Les haies se referment derrière Layla comme un rideau discret tiré sur le monde extérieur. Ses doigts glissent doucement contre les feuillages, effleurant les parois de ce couloir végétal. Elle avance sans hâte, à quelques pas derrière son cousin, qui alterne entre une marche calme et des pas à reculons, comme s’il voulait profiter de ces instants en face-à-face. Les détours se multiplient. Chaque impasse donne lieu à une plaisanterie, un rire léger, une remarque pleine d’autodérision de son cousin. Layla sourit sincèrement malgré elle. Depuis combien de temps n’avait-elle pas ri ainsi ? Elle ne saurait le dire. Peut-être... trop longtemps.

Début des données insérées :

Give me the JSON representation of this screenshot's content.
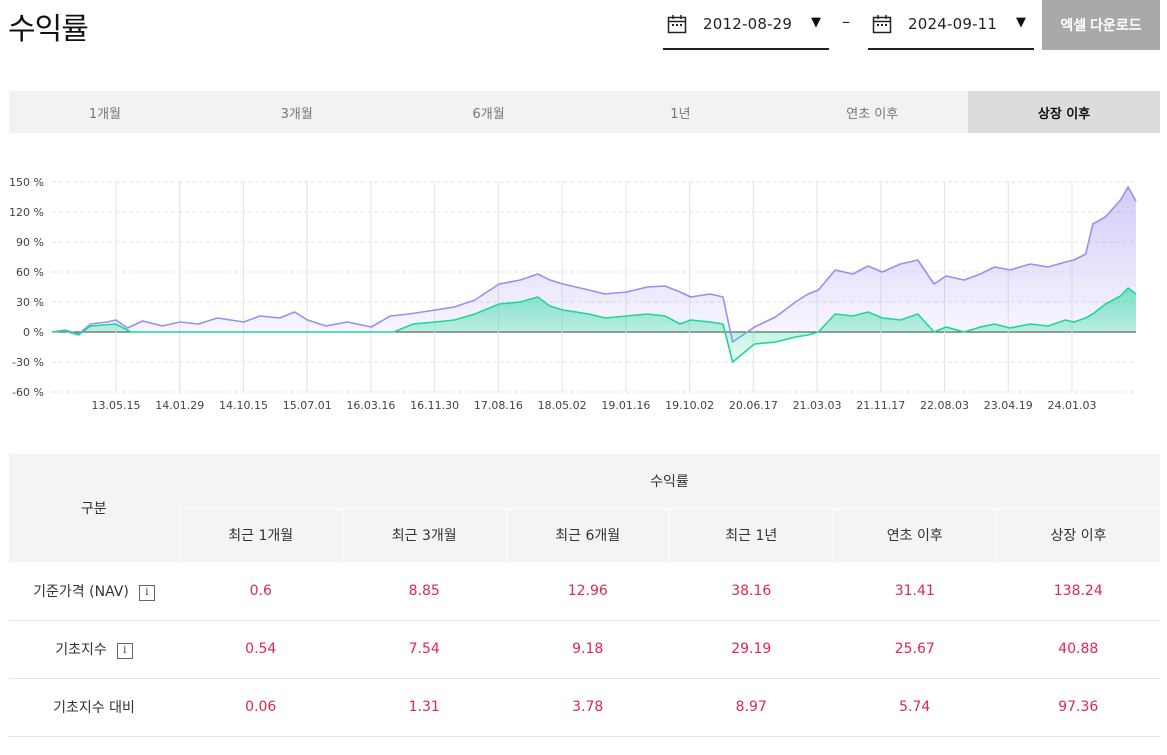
{
  "header": {
    "title": "수익률",
    "start_date": "2012-08-29",
    "end_date": "2024-09-11",
    "date_separator": "–",
    "caret": "▼",
    "excel_button": "엑셀 다운로드"
  },
  "period_tabs": [
    {
      "label": "1개월",
      "active": false
    },
    {
      "label": "3개월",
      "active": false
    },
    {
      "label": "6개월",
      "active": false
    },
    {
      "label": "1년",
      "active": false
    },
    {
      "label": "연초 이후",
      "active": false
    },
    {
      "label": "상장 이후",
      "active": true
    }
  ],
  "chart_data": {
    "type": "area",
    "ylim": [
      -60,
      150
    ],
    "yticks": [
      "150 %",
      "120 %",
      "90 %",
      "60 %",
      "30 %",
      "0 %",
      "-30 %",
      "-60 %"
    ],
    "x_tick_labels": [
      "13.05.15",
      "14.01.29",
      "14.10.15",
      "15.07.01",
      "16.03.16",
      "16.11.30",
      "17.08.16",
      "18.05.02",
      "19.01.16",
      "19.10.02",
      "20.06.17",
      "21.03.03",
      "21.11.17",
      "22.08.03",
      "23.04.19",
      "24.01.03"
    ],
    "x_start": "2012-08-29",
    "x_end": "2024-09-11",
    "colors": {
      "series1": "#9a8ef0",
      "series2": "#1fd69a"
    },
    "series": [
      {
        "points": [
          [
            "2012-08-29",
            0
          ],
          [
            "2012-10-20",
            2
          ],
          [
            "2012-12-15",
            -2
          ],
          [
            "2013-02-01",
            8
          ],
          [
            "2013-04-10",
            10
          ],
          [
            "2013-05-15",
            12
          ],
          [
            "2013-07-01",
            4
          ],
          [
            "2013-09-01",
            11
          ],
          [
            "2013-11-20",
            6
          ],
          [
            "2014-01-29",
            10
          ],
          [
            "2014-04-15",
            8
          ],
          [
            "2014-07-01",
            14
          ],
          [
            "2014-10-15",
            10
          ],
          [
            "2014-12-20",
            16
          ],
          [
            "2015-03-10",
            14
          ],
          [
            "2015-05-10",
            20
          ],
          [
            "2015-07-01",
            12
          ],
          [
            "2015-09-15",
            6
          ],
          [
            "2015-12-10",
            10
          ],
          [
            "2016-03-16",
            5
          ],
          [
            "2016-06-01",
            16
          ],
          [
            "2016-08-15",
            18
          ],
          [
            "2016-11-30",
            22
          ],
          [
            "2017-02-15",
            25
          ],
          [
            "2017-05-10",
            32
          ],
          [
            "2017-08-16",
            48
          ],
          [
            "2017-11-10",
            52
          ],
          [
            "2018-01-20",
            58
          ],
          [
            "2018-03-10",
            52
          ],
          [
            "2018-05-02",
            48
          ],
          [
            "2018-08-15",
            42
          ],
          [
            "2018-10-20",
            38
          ],
          [
            "2019-01-16",
            40
          ],
          [
            "2019-04-10",
            45
          ],
          [
            "2019-06-20",
            46
          ],
          [
            "2019-08-20",
            40
          ],
          [
            "2019-10-02",
            35
          ],
          [
            "2019-12-20",
            38
          ],
          [
            "2020-02-10",
            35
          ],
          [
            "2020-03-20",
            -10
          ],
          [
            "2020-06-17",
            5
          ],
          [
            "2020-09-10",
            15
          ],
          [
            "2020-11-30",
            30
          ],
          [
            "2021-01-20",
            38
          ],
          [
            "2021-03-03",
            42
          ],
          [
            "2021-05-10",
            62
          ],
          [
            "2021-07-20",
            58
          ],
          [
            "2021-09-20",
            66
          ],
          [
            "2021-11-17",
            60
          ],
          [
            "2022-01-30",
            68
          ],
          [
            "2022-04-10",
            72
          ],
          [
            "2022-06-15",
            48
          ],
          [
            "2022-08-03",
            56
          ],
          [
            "2022-10-15",
            52
          ],
          [
            "2022-12-20",
            58
          ],
          [
            "2023-02-15",
            65
          ],
          [
            "2023-04-19",
            62
          ],
          [
            "2023-07-10",
            68
          ],
          [
            "2023-09-20",
            65
          ],
          [
            "2023-11-30",
            70
          ],
          [
            "2024-01-03",
            72
          ],
          [
            "2024-02-20",
            78
          ],
          [
            "2024-03-20",
            108
          ],
          [
            "2024-05-10",
            115
          ],
          [
            "2024-07-10",
            132
          ],
          [
            "2024-08-10",
            145
          ],
          [
            "2024-09-11",
            131
          ]
        ]
      },
      {
        "points": [
          [
            "2012-08-29",
            0
          ],
          [
            "2012-10-20",
            1
          ],
          [
            "2012-12-15",
            -3
          ],
          [
            "2013-02-01",
            6
          ],
          [
            "2013-05-15",
            8
          ],
          [
            "2013-07-15",
            0
          ],
          [
            "2016-03-16",
            0
          ],
          [
            "2016-06-15",
            0
          ],
          [
            "2016-09-01",
            8
          ],
          [
            "2016-11-30",
            10
          ],
          [
            "2017-02-15",
            12
          ],
          [
            "2017-05-10",
            18
          ],
          [
            "2017-08-16",
            28
          ],
          [
            "2017-11-10",
            30
          ],
          [
            "2018-01-20",
            35
          ],
          [
            "2018-03-10",
            26
          ],
          [
            "2018-05-02",
            22
          ],
          [
            "2018-08-15",
            18
          ],
          [
            "2018-10-20",
            14
          ],
          [
            "2019-01-16",
            16
          ],
          [
            "2019-04-10",
            18
          ],
          [
            "2019-06-20",
            16
          ],
          [
            "2019-08-20",
            8
          ],
          [
            "2019-10-02",
            12
          ],
          [
            "2019-12-20",
            10
          ],
          [
            "2020-02-10",
            8
          ],
          [
            "2020-03-20",
            -30
          ],
          [
            "2020-06-17",
            -12
          ],
          [
            "2020-09-10",
            -10
          ],
          [
            "2020-11-30",
            -5
          ],
          [
            "2021-01-20",
            -3
          ],
          [
            "2021-03-03",
            0
          ],
          [
            "2021-05-10",
            18
          ],
          [
            "2021-07-20",
            16
          ],
          [
            "2021-09-20",
            20
          ],
          [
            "2021-11-17",
            14
          ],
          [
            "2022-01-30",
            12
          ],
          [
            "2022-04-10",
            18
          ],
          [
            "2022-06-15",
            0
          ],
          [
            "2022-08-03",
            5
          ],
          [
            "2022-10-15",
            0
          ],
          [
            "2022-12-20",
            5
          ],
          [
            "2023-02-15",
            8
          ],
          [
            "2023-04-19",
            4
          ],
          [
            "2023-07-10",
            8
          ],
          [
            "2023-09-20",
            6
          ],
          [
            "2023-11-30",
            12
          ],
          [
            "2024-01-03",
            10
          ],
          [
            "2024-02-20",
            14
          ],
          [
            "2024-03-20",
            18
          ],
          [
            "2024-05-10",
            28
          ],
          [
            "2024-07-10",
            36
          ],
          [
            "2024-08-10",
            44
          ],
          [
            "2024-09-11",
            38
          ]
        ]
      }
    ]
  },
  "table": {
    "row_header": "구분",
    "group_header": "수익률",
    "columns": [
      "최근 1개월",
      "최근 3개월",
      "최근 6개월",
      "최근 1년",
      "연초 이후",
      "상장 이후"
    ],
    "info_icon": "i",
    "rows": [
      {
        "label": "기준가격 (NAV)",
        "has_info": true,
        "values": [
          "0.6",
          "8.85",
          "12.96",
          "38.16",
          "31.41",
          "138.24"
        ]
      },
      {
        "label": "기초지수",
        "has_info": true,
        "values": [
          "0.54",
          "7.54",
          "9.18",
          "29.19",
          "25.67",
          "40.88"
        ]
      },
      {
        "label": "기초지수 대비",
        "has_info": false,
        "values": [
          "0.06",
          "1.31",
          "3.78",
          "8.97",
          "5.74",
          "97.36"
        ]
      }
    ]
  }
}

Ils tournent encore, sans véritable méthode. Le cousin, désorienté, se contente d’avancer au gré de son intuition. Layla, elle, ne cherche pas à corriger le cap. Elle le suit, docilement, inconsciemment, sans réfléchir. "On s’est perdus, non ?" dit-il en riant, mi-gêné, mi-amusé. Il se tourne vers elle avec un sourire désarmant. "Tu veux prendre les devants ? Visiblement, je ne suis pas doué pour ça." Sans répondre, Layla le dépasse. Son voile accroche une branche. Un instant suffit. Elle sent la résistance du tissu, le frottement brusque, un petit bruit de déchirure. Sa tête penche. Une mèche s’échappe, venant caresser sa joue. Elle porte la main à son hijab. Le cousin s'avance. Son cœur s’accélère. Les doigts de son cousin s'approchent, en suspens, peut-être pour l’aider, ou peut-être pas. Elle l’ignore, et ne souhaite pas le savoir. Elle ajuste son voile avant qu’il ne puisse la toucher, d’un geste rapide, élégant, presque instinctif.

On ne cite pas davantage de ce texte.